Animals and ethics statement
6-8 weeks old male Kunming mice were purchased from Animal Laboratory Center, Xinjiang Medical University (Urumqi, Xinjiang, China). Mice were kept in a standard temperature-controlled, light-cycled animal facility of Xinjiang University. All animal studies were carried out according to the guidelines of the Animal Care and Use Committee of Xinjiang University. The protocol was approved by the Committee on the Ethics of Animal Experiments of Xinjiang Key Laboratory of Biological Resources and Genetic Engineering (BRGE-AE001), Xinjiang University.
Tumor mouse study
For induction of tumor mouse model, male Kunming mice were subcutaneously injected with 1 × 106 H22 cells in 100 μl PBS into the right flank. After 3 days, mice were randomly divided into 3 groups (7 mice/group). Control group was injected with 0.1 ml DMSO subcutaneously around tumor. CTPG-200 and CTPG-400 groups were subcutaneously injected with 200 or 400 mg/kg CTPG in 0.1 ml DMSO around tumor. Mice were treated every 2 days for up to 21 days. Tumor sizes were measured using calipers up to 25 days and tumor volume was calculated according to the formula: tumor volume (mm3) = (length×width2)/2. After 25 days, survival of tumor mice was monitored every day until the end of this study.
Statistical analysis
Statistical significance was calculated by one-way analysis of variance among the treatment and control groups. All data were expressed as the mean ± standard deviation (S.D.). p < 0.05 was considered statistically significant.
Discussion
TCM has been used to treat various diseases including cancers for a long history. It has been reported that TCM can induce apoptosis in different types of tumor cells through both extrinsic (death receptor-mediated) and intrinsic (mitochondria-dependent) signaling pathways to exert antitumor effects [
22‐
25]. The two pathways can activate caspase-8 and -9, respectively [
24,
26]. Here, we found that CTPG significantly suppressed H22 cell growth through induction of apoptosis and cell cycle arrest. The levels of cleaved caspase-8 and -9 were significantly up-regulated by CTPG treatment, suggesting that both extrinsic and intrinsic signaling pathways were involved in the induction of apoptosis.
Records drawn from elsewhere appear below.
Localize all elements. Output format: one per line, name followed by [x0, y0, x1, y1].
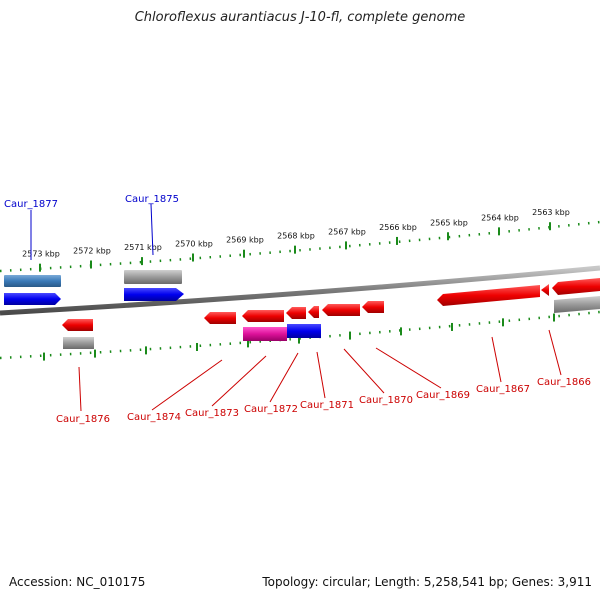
- scale-label: 2564 kbp: [481, 213, 519, 222]
- reverse-labels: Caur_1876 Caur_1874 Caur_1873 Caur_1872 …: [56, 377, 591, 425]
- gene-caur-1867-arrow[interactable]: [437, 285, 540, 306]
- gene-caur-1867-leader: [491, 336, 502, 383]
- gene-caur-1874-arrow[interactable]: [204, 312, 236, 324]
- gene-caur-1876-label[interactable]: Caur_1876: [56, 414, 110, 425]
- gene-caur-1866-arrow[interactable]: [552, 278, 600, 295]
- gene-caur-1867-label[interactable]: Caur_1867: [476, 384, 530, 395]
- forward-genes: Caur_1877 Caur_1875: [4, 194, 184, 305]
- gene-caur-1875-leader: [150, 203, 154, 256]
- outer-scale-dots: [0, 220, 600, 273]
- gene-caur-1866-gray-bar: [554, 296, 600, 313]
- scale-label: 2572 kbp: [73, 246, 111, 255]
- gene-caur-1875-gray-bar: [124, 270, 182, 284]
- reverse-leaders: [78, 329, 562, 412]
- gene-caur-1871-label[interactable]: Caur_1871: [300, 400, 354, 411]
- feature-bar-blue: [287, 324, 321, 338]
- gene-caur-1877-arrow[interactable]: [4, 293, 61, 305]
- scale-label: 2570 kbp: [175, 240, 213, 249]
- gene-caur-1873-arrow[interactable]: [242, 310, 284, 322]
- gene-caur-1866-leader: [548, 329, 562, 376]
- gene-caur-1874-leader: [151, 359, 223, 411]
- gene-caur-1870-label[interactable]: Caur_1870: [359, 395, 413, 406]
- outer-scale: 2573 kbp 2572 kbp 2571 kbp 2570 kbp 2569 kbp…: [0, 208, 600, 273]
- scale-label: 2567 kbp: [328, 227, 366, 236]
- genome-backbone: [0, 265, 600, 316]
- gene-caur-1877-gray-bar: [4, 275, 61, 287]
- gene-caur-1875-arrow[interactable]: [124, 288, 184, 301]
- feature-bar-magenta: [243, 327, 287, 341]
- gene-caur-1876-arrow[interactable]: [62, 319, 93, 331]
- gene-caur-1876-leader: [78, 366, 82, 412]
- gene-caur-1877-label[interactable]: Caur_1877: [4, 199, 58, 210]
- genome-summary-text: Topology: circular; Length: 5,258,541 bp…: [262, 575, 592, 589]
- gene-caur-1871-arrow[interactable]: [308, 306, 319, 318]
- accession-text: Accession: NC_010175: [9, 575, 146, 589]
- gene-caur-1869-arrow[interactable]: [362, 301, 384, 313]
- gene-caur-1869-label[interactable]: Caur_1869: [416, 390, 470, 401]
- gene-caur-1872-leader: [269, 352, 299, 403]
- gene-caur-1869-leader: [375, 347, 442, 389]
- gene-caur-1873-leader: [211, 355, 267, 407]
- gene-caur-1872-label[interactable]: Caur_1872: [244, 404, 298, 415]
- inner-scale: [0, 310, 600, 361]
- gene-caur-1868-arrow[interactable]: [541, 284, 549, 296]
- gene-caur-1871-leader: [316, 351, 326, 399]
- scale-label: 2569 kbp: [226, 236, 264, 245]
- gene-caur-1870-leader: [343, 348, 385, 394]
- reverse-genes: [62, 278, 600, 349]
- gene-caur-1870-arrow[interactable]: [322, 304, 360, 316]
- gene-caur-1873-label[interactable]: Caur_1873: [185, 408, 239, 419]
- scale-label: 2568 kbp: [277, 232, 315, 241]
- gene-caur-1876-gray-bar: [63, 337, 94, 349]
- scale-label: 2563 kbp: [532, 208, 570, 217]
- scale-label: 2573 kbp: [22, 250, 60, 259]
- gene-caur-1866-label[interactable]: Caur_1866: [537, 377, 591, 388]
- scale-label: 2571 kbp: [124, 243, 162, 252]
- genome-title: Chloroflexus aurantiacus J-10-fl, comple…: [134, 10, 466, 25]
- gene-caur-1874-label[interactable]: Caur_1874: [127, 412, 181, 423]
- scale-label: 2565 kbp: [430, 218, 468, 227]
- gene-caur-1875-label[interactable]: Caur_1875: [125, 194, 179, 205]
- gene-caur-1872-arrow[interactable]: [286, 307, 306, 319]
- scale-label: 2566 kbp: [379, 223, 417, 232]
Our previous study showed that CTPG induced apoptosis in melanoma B16-F10 cells by mitochondria-dependent pathway that increased the level of cleaved caspase-9 but not caspase-8 [
16]. CTPG might activate distinct signaling pathways in different types of tumor cells.
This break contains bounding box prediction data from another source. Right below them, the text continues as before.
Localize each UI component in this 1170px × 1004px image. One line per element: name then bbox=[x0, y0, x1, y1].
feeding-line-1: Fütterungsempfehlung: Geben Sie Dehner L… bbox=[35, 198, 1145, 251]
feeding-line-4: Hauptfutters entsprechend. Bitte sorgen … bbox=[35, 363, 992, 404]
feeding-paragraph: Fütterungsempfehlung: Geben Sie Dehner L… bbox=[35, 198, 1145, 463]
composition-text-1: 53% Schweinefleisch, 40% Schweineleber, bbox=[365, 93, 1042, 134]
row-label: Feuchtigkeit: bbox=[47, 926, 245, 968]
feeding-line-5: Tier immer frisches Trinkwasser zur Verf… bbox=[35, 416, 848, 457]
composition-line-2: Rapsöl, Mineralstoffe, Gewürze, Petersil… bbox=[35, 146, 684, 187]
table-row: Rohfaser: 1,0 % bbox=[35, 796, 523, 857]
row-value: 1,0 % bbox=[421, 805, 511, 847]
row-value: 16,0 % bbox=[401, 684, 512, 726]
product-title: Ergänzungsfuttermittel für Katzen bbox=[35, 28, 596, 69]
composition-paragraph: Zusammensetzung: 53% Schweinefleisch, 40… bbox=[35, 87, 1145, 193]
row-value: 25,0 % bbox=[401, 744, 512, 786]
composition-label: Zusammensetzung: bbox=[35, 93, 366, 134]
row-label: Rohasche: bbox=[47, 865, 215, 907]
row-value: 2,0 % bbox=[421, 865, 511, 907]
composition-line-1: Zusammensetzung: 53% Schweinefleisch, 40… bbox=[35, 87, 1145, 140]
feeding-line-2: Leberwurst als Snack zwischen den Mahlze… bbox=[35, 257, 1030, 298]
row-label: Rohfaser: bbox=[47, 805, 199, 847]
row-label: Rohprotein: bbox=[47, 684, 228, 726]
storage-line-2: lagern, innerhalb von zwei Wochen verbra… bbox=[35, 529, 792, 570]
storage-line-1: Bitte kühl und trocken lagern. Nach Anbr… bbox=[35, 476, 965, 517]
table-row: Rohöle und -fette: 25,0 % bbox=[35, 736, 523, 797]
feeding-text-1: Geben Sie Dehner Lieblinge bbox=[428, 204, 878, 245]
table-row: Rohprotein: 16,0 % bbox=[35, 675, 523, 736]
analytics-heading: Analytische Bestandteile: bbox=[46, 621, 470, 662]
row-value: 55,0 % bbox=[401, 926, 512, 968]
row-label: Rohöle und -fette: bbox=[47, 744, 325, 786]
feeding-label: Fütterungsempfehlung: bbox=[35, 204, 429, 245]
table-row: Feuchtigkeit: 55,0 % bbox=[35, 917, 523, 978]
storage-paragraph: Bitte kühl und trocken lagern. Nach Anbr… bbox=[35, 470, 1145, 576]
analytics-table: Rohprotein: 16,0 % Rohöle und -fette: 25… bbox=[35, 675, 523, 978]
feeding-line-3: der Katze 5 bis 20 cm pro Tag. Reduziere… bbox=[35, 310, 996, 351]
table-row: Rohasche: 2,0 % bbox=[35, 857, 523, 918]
Mitochondrial membrane integrity is tightly regulated by the members of the BCL-2 protein family including Bax and Bcl-2 [
27,
28]. The ratio of Bax to Bcl-2 plays a critical role in mitochondria-dependent apoptosis pathway [
29]. In H22 cells treated by CTPG, Bax/Bcl-2 ratio was significantly up-regulated, which might cause the reduction of Δ
ψm and the release of cytochrome c observed in this study. Consequently, pro-caspase-9 was cleaved and activated. Finally, the initiators of active caspase-8 and -9 activated the executioner of caspase-3 to cleave PARP to prevent DNA repair. Taken together, these results suggested that CTPG induced apoptosis in H22 cells through both extrinsic and intrinsic signaling pathways.
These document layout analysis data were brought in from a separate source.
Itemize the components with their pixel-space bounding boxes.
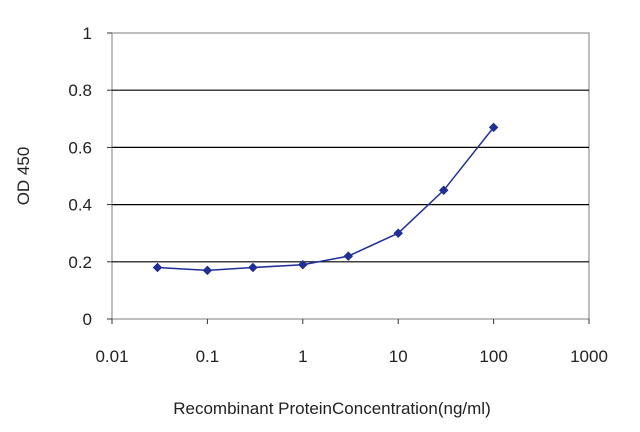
- data-point: [438, 185, 449, 196]
- plot-area: [111, 32, 590, 320]
- data-point: [248, 262, 258, 273]
- y-tick-label: 0.8: [68, 81, 92, 100]
- y-tick-label: 0.6: [68, 138, 92, 157]
- y-axis-label: OD 450: [14, 147, 33, 206]
- x-tick-label: 0.01: [95, 347, 128, 366]
- y-tick-label: 1: [83, 24, 92, 43]
- x-axis-label: Recombinant ProteinConcentration(ng/ml): [173, 399, 491, 418]
- y-tick-label: 0: [83, 310, 92, 329]
- axes: 0 0.2 0.4 0.6 0.8 1 0.01 0.1 1 10 100 1000: [68, 24, 608, 366]
- x-tick-label: 1000: [570, 347, 608, 366]
- x-tick-label: 0.1: [196, 347, 220, 366]
- x-tick-label: 100: [479, 347, 507, 366]
- data-point: [297, 259, 308, 270]
- data-point: [152, 262, 163, 273]
- data-point: [488, 122, 499, 133]
- x-tick-label: 10: [389, 347, 408, 366]
- series-layer: [152, 122, 499, 276]
- data-point: [343, 251, 354, 261]
- gridlines: [112, 89, 589, 263]
- y-tick-label: 0.2: [68, 253, 92, 272]
- x-tick-label: 1: [298, 347, 307, 366]
- series-line: [157, 126, 495, 272]
- data-point: [393, 228, 404, 239]
- data-point: [202, 265, 213, 276]
- y-tick-label: 0.4: [68, 196, 92, 215]
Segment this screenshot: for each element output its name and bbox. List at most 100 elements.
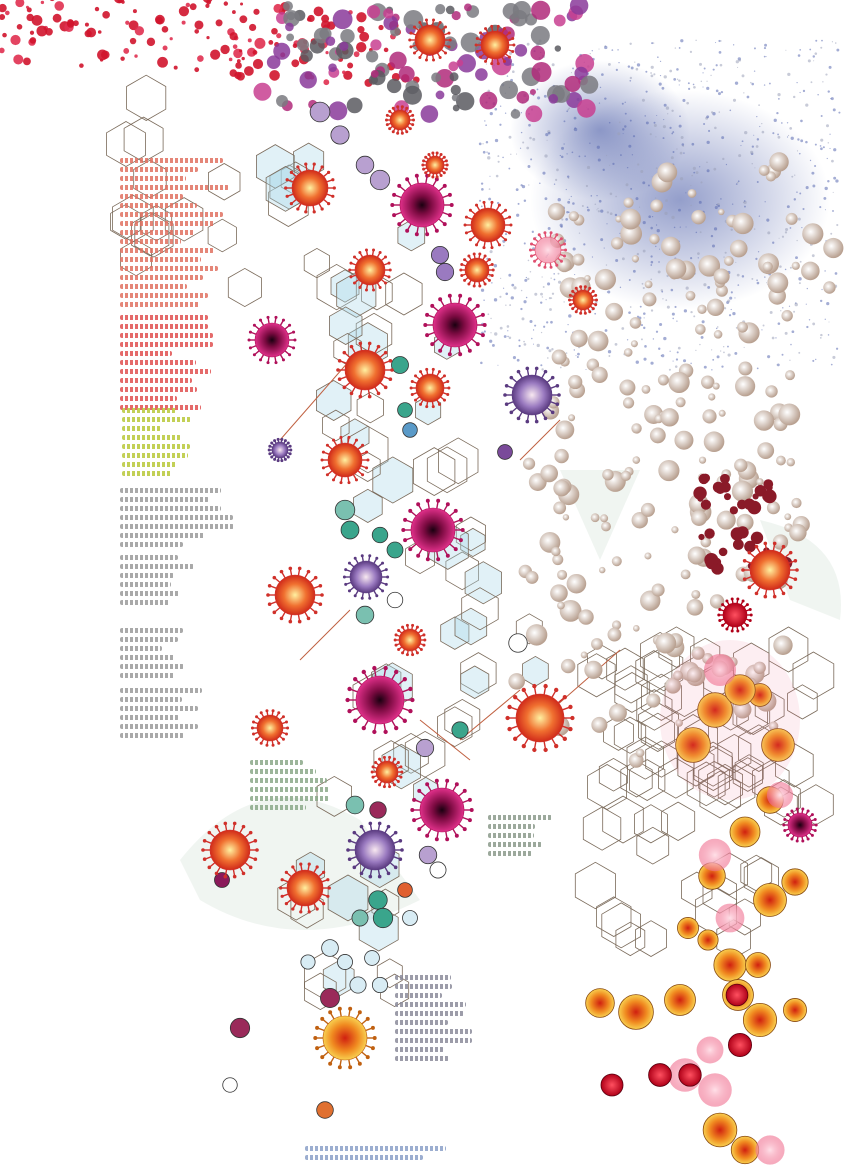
text-line	[395, 984, 452, 989]
text-line	[120, 284, 188, 289]
text-line	[120, 533, 206, 538]
text-line	[488, 842, 542, 847]
text-line	[120, 488, 222, 493]
text-line	[120, 176, 186, 181]
text-line	[120, 542, 184, 547]
text-line	[120, 524, 234, 529]
virus-icon	[266, 566, 324, 624]
text-line	[120, 158, 224, 163]
virus-icon	[370, 755, 404, 789]
text-line	[395, 1020, 448, 1025]
virus-icon	[474, 24, 516, 66]
text-line	[120, 266, 218, 271]
text-line	[120, 637, 179, 642]
text-line	[120, 733, 184, 738]
virus-icon	[568, 285, 598, 315]
text-line	[395, 1029, 473, 1034]
text-line	[120, 194, 183, 199]
text-line	[120, 515, 233, 520]
text-line	[120, 688, 202, 693]
text-line	[122, 426, 161, 431]
text-line	[120, 396, 177, 401]
text-line	[120, 239, 181, 244]
virus-icon	[717, 597, 753, 633]
text-line	[120, 573, 174, 578]
text-line	[120, 497, 209, 502]
virus-icon	[336, 341, 394, 399]
text-line	[395, 1056, 450, 1061]
text-line	[120, 378, 193, 383]
virus-icon	[463, 200, 513, 250]
text-line	[250, 787, 330, 792]
virus-icon	[348, 248, 392, 292]
text-block-legend	[122, 408, 192, 480]
virus-icon	[247, 315, 297, 365]
text-line	[120, 248, 214, 253]
text-line	[250, 769, 317, 774]
text-block-footnote	[395, 975, 480, 1065]
text-line	[305, 1155, 423, 1160]
virus-icon	[267, 437, 293, 463]
virus-icon	[528, 231, 568, 269]
text-line	[122, 462, 177, 467]
text-line	[120, 333, 214, 338]
virus-icon	[782, 807, 818, 843]
virus-cluster	[201, 18, 818, 1070]
virus-icon	[408, 18, 452, 62]
text-line	[122, 417, 192, 422]
text-line	[120, 591, 180, 596]
virus-icon	[284, 162, 336, 214]
text-line	[120, 351, 173, 356]
virus-icon	[346, 821, 404, 879]
molecule-network-icon	[106, 74, 835, 1011]
text-line	[120, 324, 209, 329]
text-line	[250, 796, 330, 801]
text-line	[120, 706, 199, 711]
text-line	[488, 815, 553, 820]
particle-cloud-icon	[0, 0, 841, 371]
virus-icon	[250, 709, 290, 747]
text-line	[120, 387, 197, 392]
text-line	[120, 275, 203, 280]
text-block-body-4	[120, 688, 205, 742]
text-line	[488, 824, 535, 829]
cell-cluster	[214, 101, 844, 1165]
text-line	[120, 167, 199, 172]
text-line	[120, 715, 179, 720]
virus-icon	[342, 554, 390, 600]
text-line	[120, 655, 176, 660]
virus-icon	[279, 862, 331, 914]
text-line	[250, 805, 307, 810]
text-line	[395, 993, 442, 998]
text-line	[120, 600, 170, 605]
text-line	[120, 203, 197, 208]
text-line	[120, 646, 162, 651]
text-line	[250, 760, 303, 765]
text-block-body-2	[120, 555, 200, 609]
virus-icon	[385, 105, 415, 135]
virus-icon	[201, 821, 259, 879]
text-line	[395, 1038, 473, 1043]
text-block-body-3	[120, 628, 190, 682]
text-line	[120, 697, 183, 702]
text-line	[120, 506, 222, 511]
text-line	[120, 724, 199, 729]
text-line	[120, 293, 208, 298]
text-line	[122, 453, 188, 458]
text-line	[120, 628, 183, 633]
text-line	[120, 315, 209, 320]
text-line	[120, 564, 195, 569]
virus-icon	[393, 623, 427, 657]
virus-icon	[421, 151, 449, 179]
virus-icon	[741, 541, 799, 599]
text-line	[122, 444, 190, 449]
text-line	[120, 405, 201, 410]
text-line	[488, 851, 533, 856]
virus-icon	[423, 293, 487, 357]
virus-icon	[410, 778, 474, 842]
text-line	[395, 1002, 466, 1007]
virus-icon	[313, 1006, 377, 1070]
text-block-caption	[305, 1146, 495, 1164]
text-line	[122, 471, 173, 476]
text-line	[250, 778, 327, 783]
In tumor mouse model, CTPG significantly suppressed the growth of H22 HCC and greatly improved the survival of tumor mice. Interestingly, CTPG dose-dependently promoted the proliferation of splenocytes from Kunming mice, which is consistent with our previous study [
16]. These results suggested that CTPG might suppress the growth of H22 HCC in mice through both direct antitumor effect and indirect immune enhancement.